Der einflussreichste Bewohner der Neuzeit war Erzherzog Franz Ferdinand von Österreich. Der Thronfolger machte das Obere Belvedere zu seiner offiziellen Residenz und politischen Kommandozentrale. Unter seiner Leitung wurde der Palast durch die Installation von Elektrizität und Heizungssystemen modernisiert. Der Erzherzog lebte dort mit seiner Frau Sophie Chotek und ihren Kindern bis 1914. Seine Ermordung in Sarajevo, die den Ersten Weltkrieg auslöste, beendete abrupt die Wohnfunktion des Palastes. Nach dem Konflikt verwandelte die neue republikanische Regierung den gesamten Komplex in ein Nationalmuseum.
Die moderne Geschichte des Belvedere ist mit der Konsolidierung der Österreichischen Galerie Belvedere verbunden. Im Jahr 1903 öffnete das Untere Belvedere als „Moderne Galerie“ seine Pforten und wurde zur ersten staatlichen Institution, die sich ausschließlich der zeitgenössischen Kunst widmete. Nach dem Ende des Ersten Weltkriegs 1918 wurde das Obere Belvedere vollständig in das Museum integriert und ermöglichte eine chronologische Ausstellung, die vom Mittelalter bis zur Gegenwart reichte.
Das Museum ist weltberühmt für die größte Sammlung von Werken Gustav Klimts, darunter sein ikonischstes Gemälde, „Der Kuss“. Die Sammlung zeichnet sich auch durch die expressionistischen Werke von Egon Schiele und Oskar Kokoschka aus. , sondern auch eine wichtige politische Bühne.
1955 war der Marmorsaal der gewählte Ort für die Unterzeichnung des österreichischen Staatsvertrags, der Österreich nach der Besetzung durch die Alliierten im Zweiten Weltkrieg die Souveränität zurückgab.
Ein kritisches Kapitel in der Verwaltung der Österreichischen Galerie Belvedere ist die Geschichte der von den Nazis geraubten Kunst.

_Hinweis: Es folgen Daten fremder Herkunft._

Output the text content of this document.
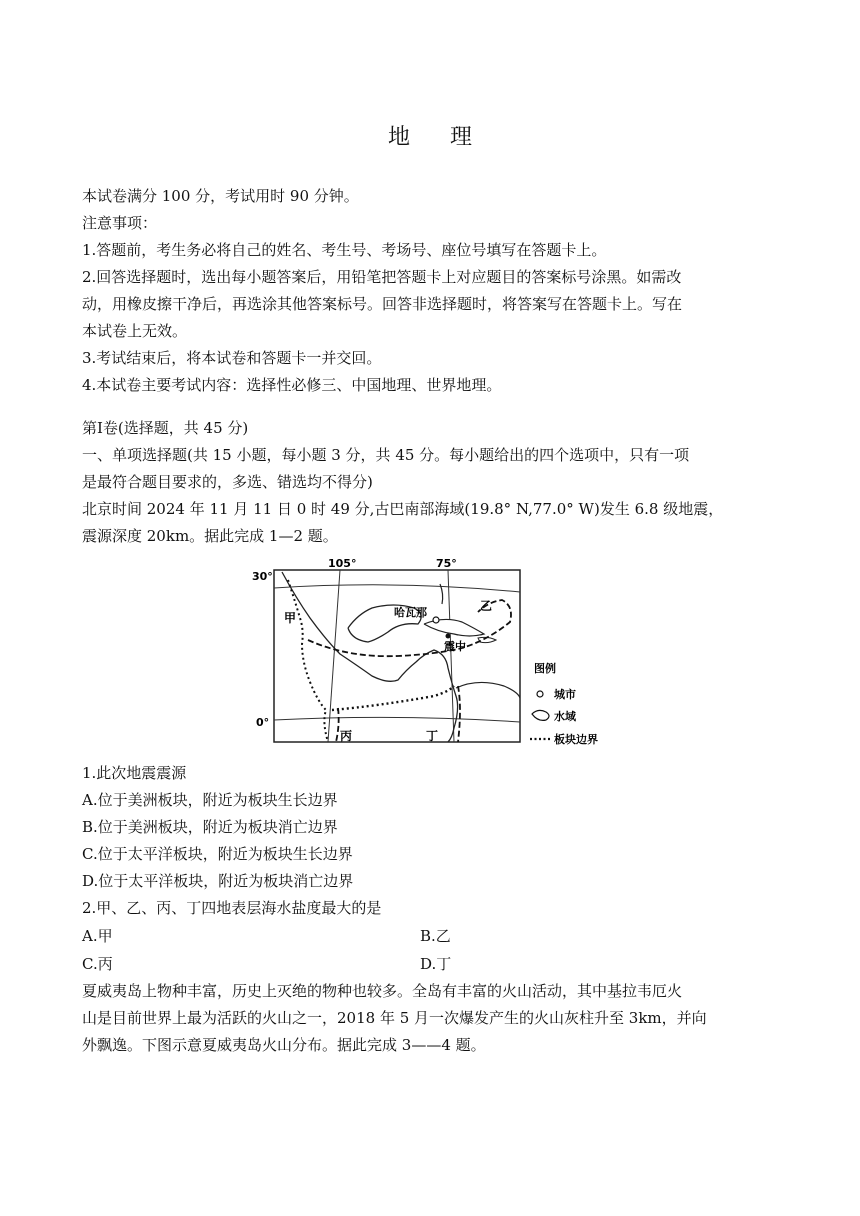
地 理
本试卷满分 100 分，考试用时 90 分钟。
注意事项：
1.答题前，考生务必将自己的姓名、考生号、考场号、座位号填写在答题卡上。
2.回答选择题时，选出每小题答案后，用铅笔把答题卡上对应题目的答案标号涂黑。如需改
动，用橡皮擦干净后，再选涂其他答案标号。回答非选择题时，将答案写在答题卡上。写在
本试卷上无效。
3.考试结束后，将本试卷和答题卡一并交回。
4.本试卷主要考试内容：选择性必修三、中国地理、世界地理。
第Ⅰ卷(选择题，共 45 分)
一、单项选择题(共 15 小题，每小题 3 分，共 45 分。每小题给出的四个选项中，只有一项
是最符合题目要求的，多选、错选均不得分)
北京时间 2024 年 11 月 11 日 0 时 49 分,古巴南部海域(19.8° N,77.0° W)发生 6.8 级地震，
震源深度 20km。据此完成 1—2 题。
30°
0°
105°	75°
甲
乙
丙	丁
哈瓦那
震中
图例
城市
水域
板块边界
1.此次地震震源
A.位于美洲板块，附近为板块生长边界
B.位于美洲板块，附近为板块消亡边界
C.位于太平洋板块，附近为板块生长边界
D.位于太平洋板块，附近为板块消亡边界
2.甲、乙、丙、丁四地表层海水盐度最大的是
A.甲	B.乙
C.丙	D.丁
夏威夷岛上物种丰富，历史上灭绝的物种也较多。全岛有丰富的火山活动，其中基拉韦厄火
山是目前世界上最为活跃的火山之一，2018 年 5 月一次爆发产生的火山灰柱升至 3km，并向
外飘逸。下图示意夏威夷岛火山分布。据此完成 3——4 题。
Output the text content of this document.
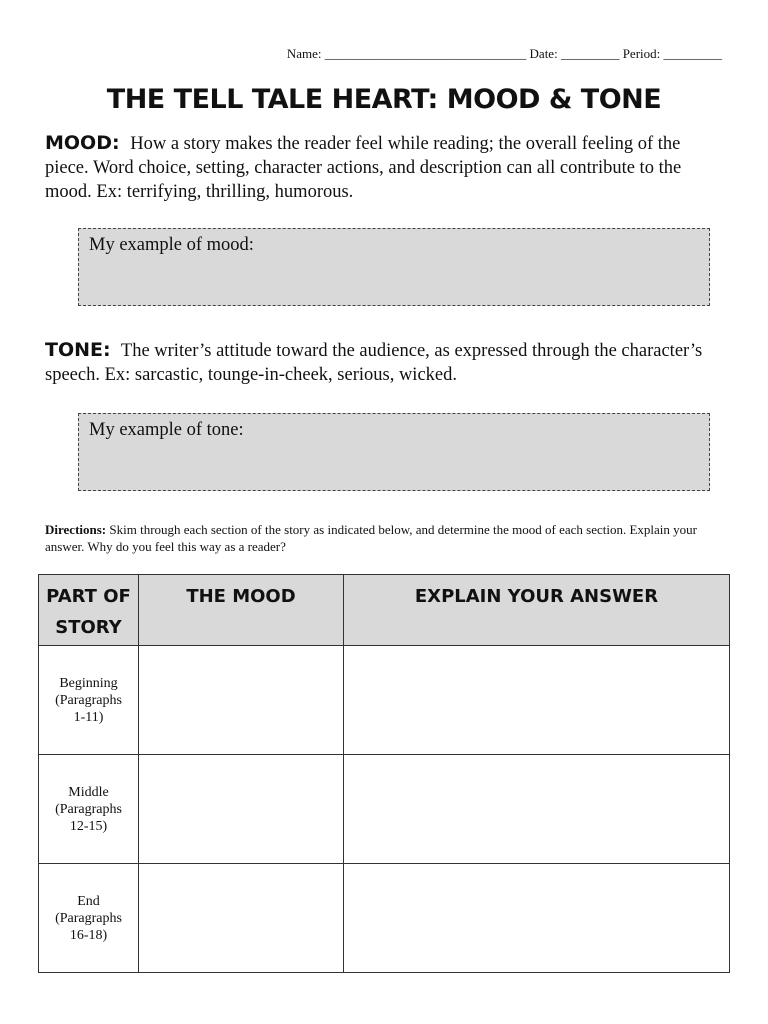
Name: _______________________________ Date: _________ Period: _________
THE TELL TALE HEART: MOOD & TONE
MOOD: How a story makes the reader feel while reading; the overall feeling of the piece. Word choice, setting, character actions, and description can all contribute to the mood. Ex: terrifying, thrilling, humorous.
My example of mood:
TONE: The writer’s attitude toward the audience, as expressed through the character’s speech. Ex: sarcastic, tounge-in-cheek, serious, wicked.
My example of tone:
Directions: Skim through each section of the story as indicated below, and determine the mood of each section. Explain your answer. Why do you feel this way as a reader?
PART OF STORY	THE MOOD	EXPLAIN YOUR ANSWER

Beginning
(Paragraphs
1-11)		

Middle
(Paragraphs
12-15)		

End
(Paragraphs
16-18)		
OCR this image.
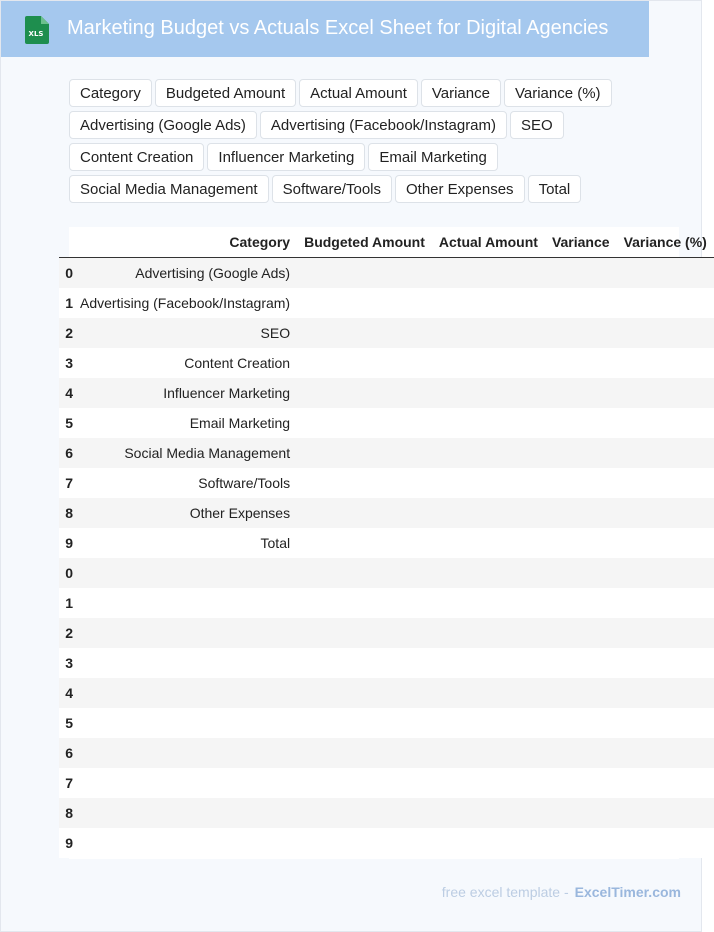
XLS Marketing Budget vs Actuals Excel Sheet for Digital Agencies
Category	Budgeted Amount	Actual Amount	Variance	Variance (%)
Advertising (Google Ads)	Advertising (Facebook/Instagram)	SEO
Content Creation	Influencer Marketing	Email Marketing
Social Media Management	Software/Tools	Other Expenses	Total
	Category	Budgeted Amount	Actual Amount	Variance	Variance (%)
0	Advertising (Google Ads)				
1	Advertising (Facebook/Instagram)				
2	SEO				
3	Content Creation				
4	Influencer Marketing				
5	Email Marketing				
6	Social Media Management				
7	Software/Tools				
8	Other Expenses				
9	Total				
0					
1					
2					
3					
4					
5					
6					
7					
8					
9					
free excel template - ExcelTimer.com
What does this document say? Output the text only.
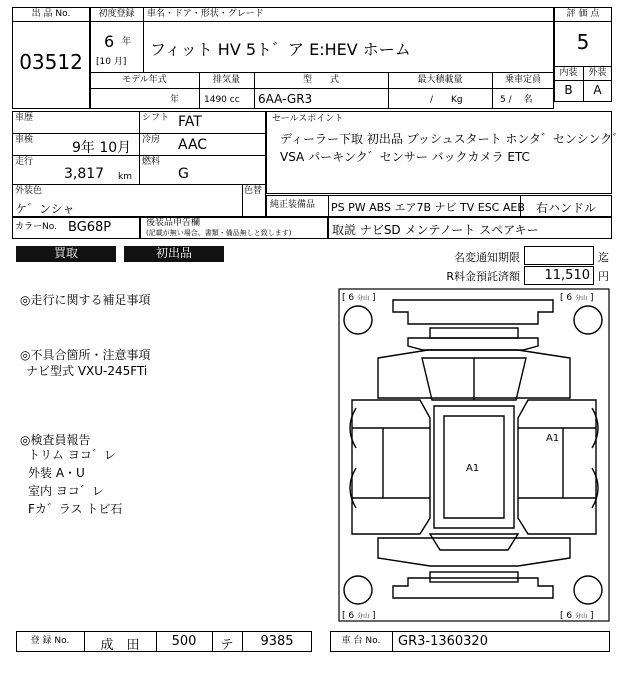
出 品 No.
03512
初度登録	車名・ドア・形状・グレード
6 年
[10 月]
フィット HV 5ト゛ア E:HEV ホーム
モデル年式	排気量	型　　式	最大積載量	乗車定員
年	1490 cc 6AA-GR3	/　　Kg	5 /　 名
評 価 点
5
内装	外装
B	A
車歴	シフト FAT
車検	9年 10月 冷房 AAC
走行
3,817 km
燃料
G
外装色
ケ゛ンシャ
色替
セールスポイント
ディーラー下取 初出品 ブッシュスタート ホンタ゛センシンク゛
VSA パーキンク゛センサー バックカメラ ETC
純正装備品 PS PW ABS エア7B ナビ TV ESC AEB 右ハンドル
カラーNo. BG68P	後装品申告欄
(記載が無い場合、書類・備品無しと致します)	取説 ナビSD メンテノート スペアキー
買取	初出品	名変通知期限	迄
R料金預託済額	11,510 円
◎走行に関する補足事項
◎不具合箇所・注意事項
ナビ型式 VXU-245FTi
◎検査員報告
トリム ヨコ゛レ
外装 A・U
室内 ヨコ゛レ
Fカ゛ラス トビ石
[ 6 分山 ]	[ 6 分山 ]
[ 6 分山 ]	[ 6 分山 ]
A1
A1
登 録 No.	成　田	500	テ	9385	車 台 No.	GR3-1360320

Während des Krieges wurden zahlreiche Werke von jüdischen Sammlern beschlagnahmt und landeten in den Sälen des Belvedere. Der emblematischste Fall war Klimts „Porträt von Adele Bloch-Bauer I“, das Gegenstand eines internationalen Rechtsstreits unter der Leitung von Maria Altmann war. Nach einem Schiedsverfahren im Jahr 2006 wurde das Werk an seine rechtmäßigen Erben zurückgegeben.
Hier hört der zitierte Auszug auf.